Each knowledge base exposes a standalone MCP endpoint. Any MCP-compatible client — including Foundry Agent Service, but also GitHub Copilot or other MCP clients — can call its `knowledge_base_retrieve`

tool directly.

``` python
from azure.ai.projects import AIProjectClient
from azure.identity import DefaultAzureCredential

project = AIProjectClient(
    endpoint="https://<your-foundry-project-endpoint>",
    credential=DefaultAzureCredential(),
)

agent = project.agents.create_agent(
    model="gpt-5-mini",
    name="contract-search-agent",
    instructions="Answer questions about vendor contracts using the knowledge base tool. Always cite sources.",
    tools=[{
        "type": "mcp",
        "server_url": "https://<your-search-service>.search.windows.net/knowledgebases/vendor-contracts-kb/mcp?api-version=2026-05-01-preview",
        "allowed_tools": ["knowledge_base_retrieve"],
    }],
)
```

The knowledge base's `retrieval_reasoning_effort`

setting controls how much LLM-driven planning happens before retrieval, and it's the main dial for balancing latency, cost, and answer quality.
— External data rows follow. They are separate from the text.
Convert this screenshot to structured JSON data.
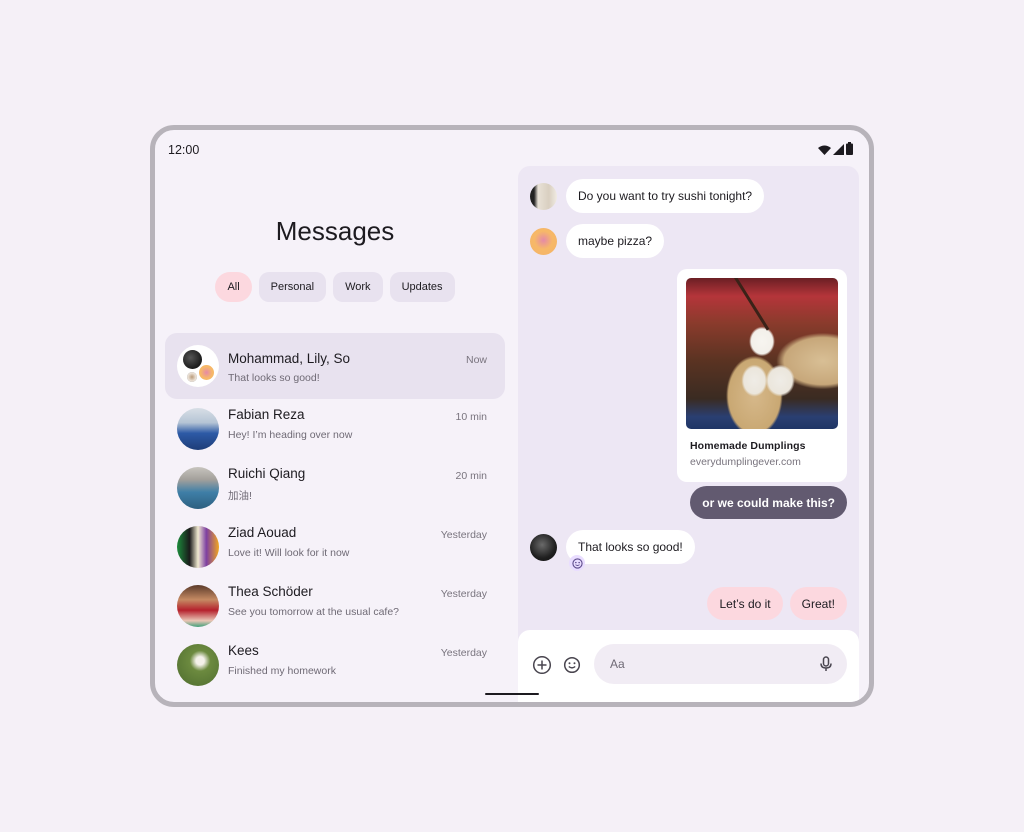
{
  "status_bar": {
    "time": "12:00",
    "icons": [
      "wifi-icon",
      "signal-icon",
      "battery-icon"
    ]
  },
  "list": {
    "title": "Messages",
    "filters": [
      {
        "label": "All",
        "active": true
      },
      {
        "label": "Personal",
        "active": false
      },
      {
        "label": "Work",
        "active": false
      },
      {
        "label": "Updates",
        "active": false
      }
    ],
    "conversations": [
      {
        "name": "Mohammad, Lily, So",
        "preview": "That looks so good!",
        "time": "Now",
        "selected": true
      },
      {
        "name": "Fabian Reza",
        "preview": "Hey! I’m heading over now",
        "time": "10 min"
      },
      {
        "name": "Ruichi Qiang",
        "preview": "加油!",
        "time": "20 min"
      },
      {
        "name": "Ziad Aouad",
        "preview": "Love it! Will look for it now",
        "time": "Yesterday"
      },
      {
        "name": "Thea Schöder",
        "preview": "See you tomorrow at the usual cafe?",
        "time": "Yesterday"
      },
      {
        "name": "Kees",
        "preview": "Finished my homework",
        "time": "Yesterday"
      }
    ]
  },
  "chat": {
    "messages": [
      {
        "text": "Do you want to try sushi tonight?",
        "direction": "incoming"
      },
      {
        "text": "maybe pizza?",
        "direction": "incoming"
      },
      {
        "type": "link",
        "title": "Homemade Dumplings",
        "url": "everydumplingever.com",
        "direction": "outgoing"
      },
      {
        "text": "or we could make this?",
        "direction": "outgoing"
      },
      {
        "text": "That looks so good!",
        "direction": "incoming",
        "reaction": "smile-emoji"
      }
    ],
    "suggestions": [
      "Let’s do it",
      "Great!"
    ],
    "composer": {
      "placeholder": "Aa"
    }
  },
  "colors": {
    "background": "#f5f0f7",
    "chat_background": "#ede7f4",
    "chip_active": "#fcd8df",
    "chip": "#e8e2ef",
    "sent_bubble": "#625a70",
    "suggestion": "#fcd8df"
  }
}
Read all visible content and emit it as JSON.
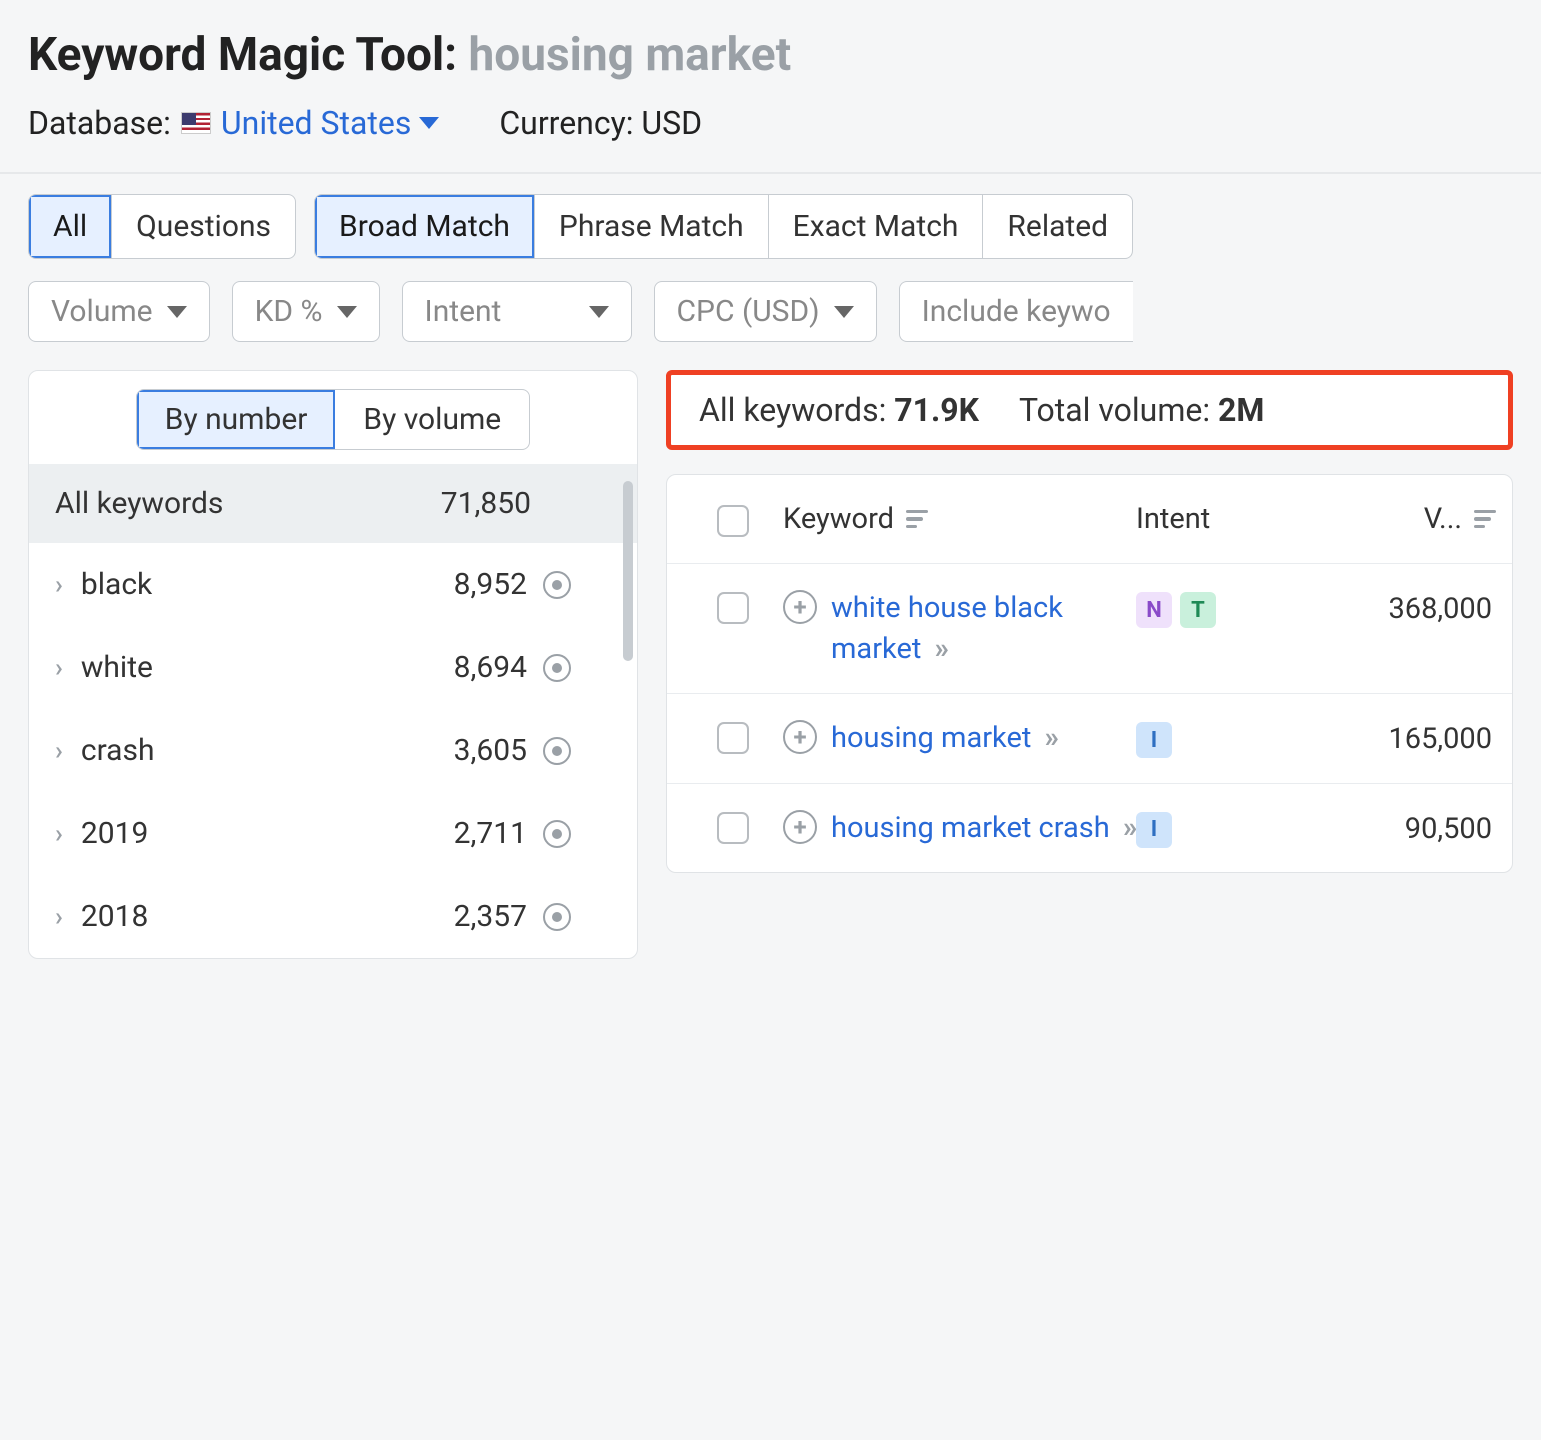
{
  "header": {
    "title_prefix": "Keyword Magic Tool:",
    "query": "housing market",
    "database_label": "Database:",
    "database_value": "United States",
    "currency_label": "Currency:",
    "currency_value": "USD"
  },
  "tabs_type": {
    "all": "All",
    "questions": "Questions"
  },
  "tabs_match": {
    "broad": "Broad Match",
    "phrase": "Phrase Match",
    "exact": "Exact Match",
    "related": "Related"
  },
  "filters": {
    "volume": "Volume",
    "kd": "KD %",
    "intent": "Intent",
    "cpc": "CPC (USD)",
    "include": "Include keywo"
  },
  "sidebar": {
    "toggle_number": "By number",
    "toggle_volume": "By volume",
    "all_label": "All keywords",
    "all_count": "71,850",
    "groups": [
      {
        "name": "black",
        "count": "8,952"
      },
      {
        "name": "white",
        "count": "8,694"
      },
      {
        "name": "crash",
        "count": "3,605"
      },
      {
        "name": "2019",
        "count": "2,711"
      },
      {
        "name": "2018",
        "count": "2,357"
      }
    ]
  },
  "stats": {
    "all_kw_label": "All keywords:",
    "all_kw_value": "71.9K",
    "total_vol_label": "Total volume:",
    "total_vol_value": "2M"
  },
  "table": {
    "columns": {
      "keyword": "Keyword",
      "intent": "Intent",
      "volume": "V..."
    },
    "rows": [
      {
        "keyword": "white house black market",
        "intents": [
          "N",
          "T"
        ],
        "volume": "368,000"
      },
      {
        "keyword": "housing market",
        "intents": [
          "I"
        ],
        "volume": "165,000"
      },
      {
        "keyword": "housing market crash",
        "intents": [
          "I"
        ],
        "volume": "90,500"
      }
    ]
  }
}
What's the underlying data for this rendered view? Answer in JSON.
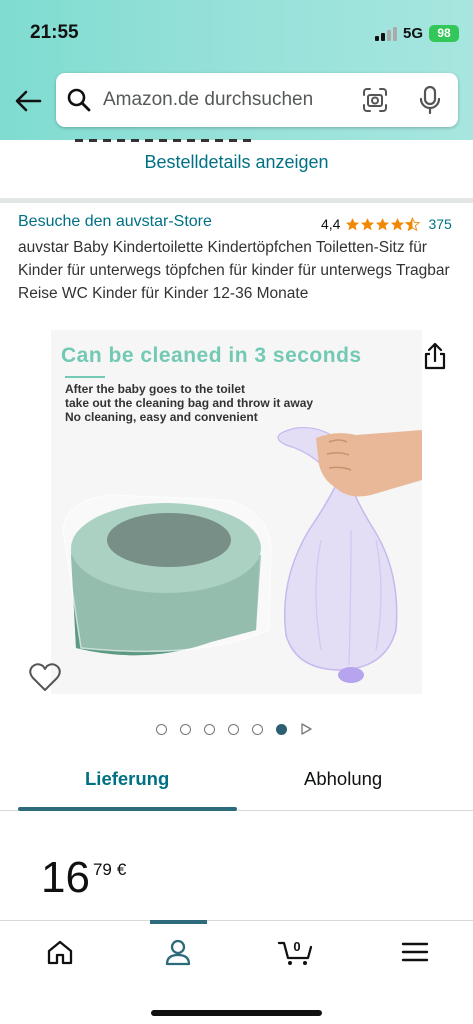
{
  "status_bar": {
    "time": "21:55",
    "network": "5G",
    "battery": "98"
  },
  "search": {
    "placeholder": "Amazon.de durchsuchen",
    "back_icon": "back-arrow-icon",
    "search_icon": "search-icon",
    "camera_icon": "camera-icon",
    "mic_icon": "mic-icon"
  },
  "order": {
    "link_label": "Bestelldetails anzeigen"
  },
  "product": {
    "store_link": "Besuche den auvstar-Store",
    "rating_value": "4,4",
    "rating": 4.4,
    "rating_count": "375",
    "title": "auvstar Baby Kindertoilette Kindertöpfchen Toiletten-Sitz für Kinder für unterwegs töpfchen für kinder für unterwegs Tragbar Reise WC Kinder für Kinder 12-36 Monate",
    "image": {
      "headline": "Can be cleaned in 3 seconds",
      "line1": "After the baby goes to the toilet",
      "line2": "take out the cleaning bag and throw it away",
      "line3": "No cleaning, easy and convenient"
    },
    "image_count": 6,
    "active_image": 6
  },
  "tabs": {
    "delivery": "Lieferung",
    "pickup": "Abholung"
  },
  "price": {
    "whole": "16",
    "fraction": "79",
    "currency": "€"
  },
  "nav": {
    "items": [
      "home-icon",
      "account-icon",
      "cart-icon",
      "menu-icon"
    ],
    "cart_count": "0",
    "active": "account-icon"
  },
  "colors": {
    "header_gradient": "#93e0d8",
    "link": "#007185",
    "accent": "#2d6a7c",
    "star": "#f08804",
    "image_headline": "#73c9b4"
  }
}
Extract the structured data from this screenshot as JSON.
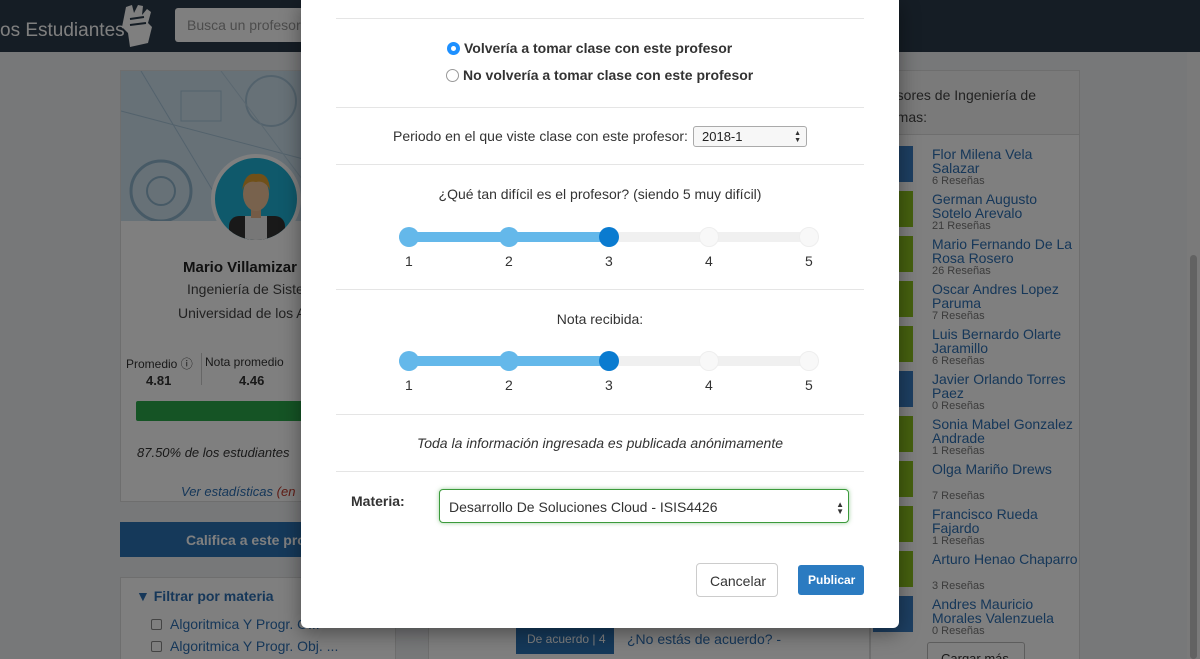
{
  "header": {
    "brand": "os Estudiantes",
    "search_placeholder": "Busca un profesor"
  },
  "profile": {
    "name": "Mario Villamizar",
    "department": "Ingeniería de Siste",
    "university": "Universidad de los A",
    "promedio_label": "Promedio",
    "promedio_value": "4.81",
    "nota_label": "Nota promedio",
    "nota_value": "4.46",
    "percent_text": "87.50% de los estudiantes",
    "stats_link": "Ver estadísticas",
    "stats_link_suffix": "(en",
    "rate_button": "Califica a este prof"
  },
  "filter": {
    "title": "Filtrar por materia",
    "items": [
      "Algoritmica Y Progr. O...",
      "Algoritmica Y Progr. Obj. ..."
    ]
  },
  "review": {
    "agree_button": "De acuerdo | 4",
    "disagree_link": "¿No estás de acuerdo?  -"
  },
  "sidebar": {
    "title": "fesores de Ingeniería de temas:",
    "load_more": "Cargar más",
    "professors": [
      {
        "name": "Flor Milena Vela Salazar",
        "reviews": "6 Reseñas",
        "color": "#3b7fc4"
      },
      {
        "name": "German Augusto Sotelo Arevalo",
        "reviews": "21 Reseñas",
        "color": "#8dc21f"
      },
      {
        "name": "Mario Fernando De La Rosa Rosero",
        "reviews": "26 Reseñas",
        "color": "#8dc21f"
      },
      {
        "name": "Oscar Andres Lopez Paruma",
        "reviews": "7 Reseñas",
        "color": "#8dc21f"
      },
      {
        "name": "Luis Bernardo Olarte Jaramillo",
        "reviews": "6 Reseñas",
        "color": "#8dc21f"
      },
      {
        "name": "Javier Orlando Torres Paez",
        "reviews": "0 Reseñas",
        "color": "#3b7fc4"
      },
      {
        "name": "Sonia Mabel Gonzalez Andrade",
        "reviews": "1 Reseñas",
        "color": "#8dc21f"
      },
      {
        "name": "Olga Mariño Drews",
        "reviews": "7 Reseñas",
        "color": "#8dc21f"
      },
      {
        "name": "Francisco Rueda Fajardo",
        "reviews": "1 Reseñas",
        "color": "#8dc21f"
      },
      {
        "name": "Arturo Henao Chaparro",
        "reviews": "3 Reseñas",
        "color": "#8dc21f"
      },
      {
        "name": "Andres Mauricio Morales Valenzuela",
        "reviews": "0 Reseñas",
        "color": "#3b7fc4"
      }
    ]
  },
  "modal": {
    "option_yes": "Volvería a tomar clase con este profesor",
    "option_no": "No volvería a tomar clase con este profesor",
    "selected_option": "yes",
    "period_label": "Periodo en el que viste clase con este profesor:",
    "period_value": "2018-1",
    "difficulty_label": "¿Qué tan difícil es el profesor? (siendo 5 muy difícil)",
    "difficulty_value": 3,
    "grade_label": "Nota recibida:",
    "grade_value": 3,
    "ticks": [
      "1",
      "2",
      "3",
      "4",
      "5"
    ],
    "anon_note": "Toda la información ingresada es publicada anónimamente",
    "materia_label": "Materia:",
    "materia_value": "Desarrollo De Soluciones Cloud - ISIS4426",
    "cancel_button": "Cancelar",
    "publish_button": "Publicar"
  },
  "colors": {
    "primary": "#2b7bc1",
    "slider_fill": "#64b8ea",
    "slider_handle": "#0a7bd0",
    "navbar": "#2b3a4a",
    "success": "#2aa94a"
  }
}
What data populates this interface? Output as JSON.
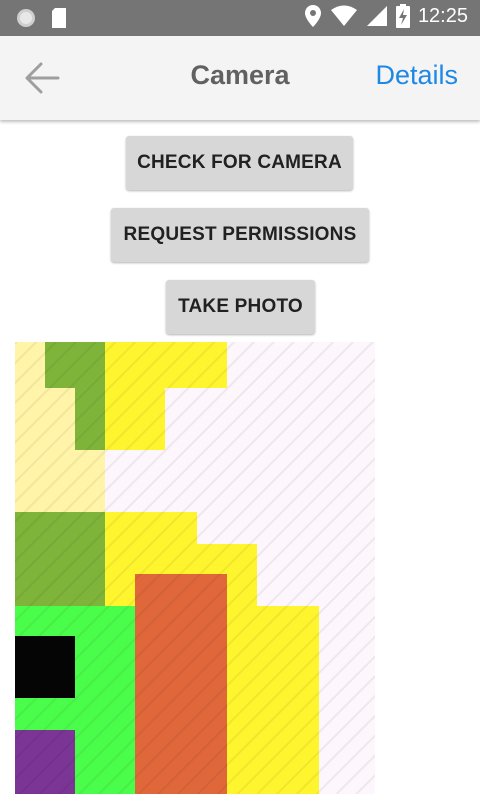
{
  "status_bar": {
    "time": "12:25",
    "icons": [
      "circle-icon",
      "sd-card-icon",
      "location-icon",
      "wifi-icon",
      "signal-icon",
      "battery-charging-icon"
    ]
  },
  "app_bar": {
    "title": "Camera",
    "details_label": "Details",
    "back_icon": "arrow-left-icon"
  },
  "buttons": {
    "check_camera": "CHECK FOR CAMERA",
    "request_permissions": "REQUEST PERMISSIONS",
    "take_photo": "TAKE PHOTO"
  },
  "photo": {
    "colors": {
      "lavender": "#fdf7fd",
      "cream": "#fff4a8",
      "olive": "#7fb43a",
      "yellow": "#fff52e",
      "green": "#4bfd4b",
      "orange": "#e0673a",
      "black": "#050505",
      "purple": "#7b3595"
    }
  }
}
| Reasoning effort | What happens | Best for |
|---|---|---|
| Minimal | Bypasses LLM query planning entirely; direct hybrid search | Simple factual lookups, latency-sensitive paths |
| Medium | LLM reformulates and may decompose the query into sub-queries | Multi-part or ambiguous questions |
| High | Full iterative planning, evaluates sufficiency, re-queries as needed | Complex, multi-hop questions across many documents |

Lowering reasoning effort is also the primary way to control the number of GPT-5 tokens consumed per query — fewer planning passes and less iteration directly reduce both latency and inference cost, without needing to touch the underlying index.

The reason this matters versus classic RAG: a query like "which vendors had payment terms that changed between the Q3 and Q4 renewals" can't be answered by a single embedding lookup. With `medium`

or `high`

reasoning effort, the knowledge base decomposes it into sub-queries (find Q3 renewals, find Q4 renewals, compare payment terms fields), runs them in parallel against the knowledge source, and only synthesizes a final answer once it judges the retrieved context sufficient — re-querying automatically if it isn't.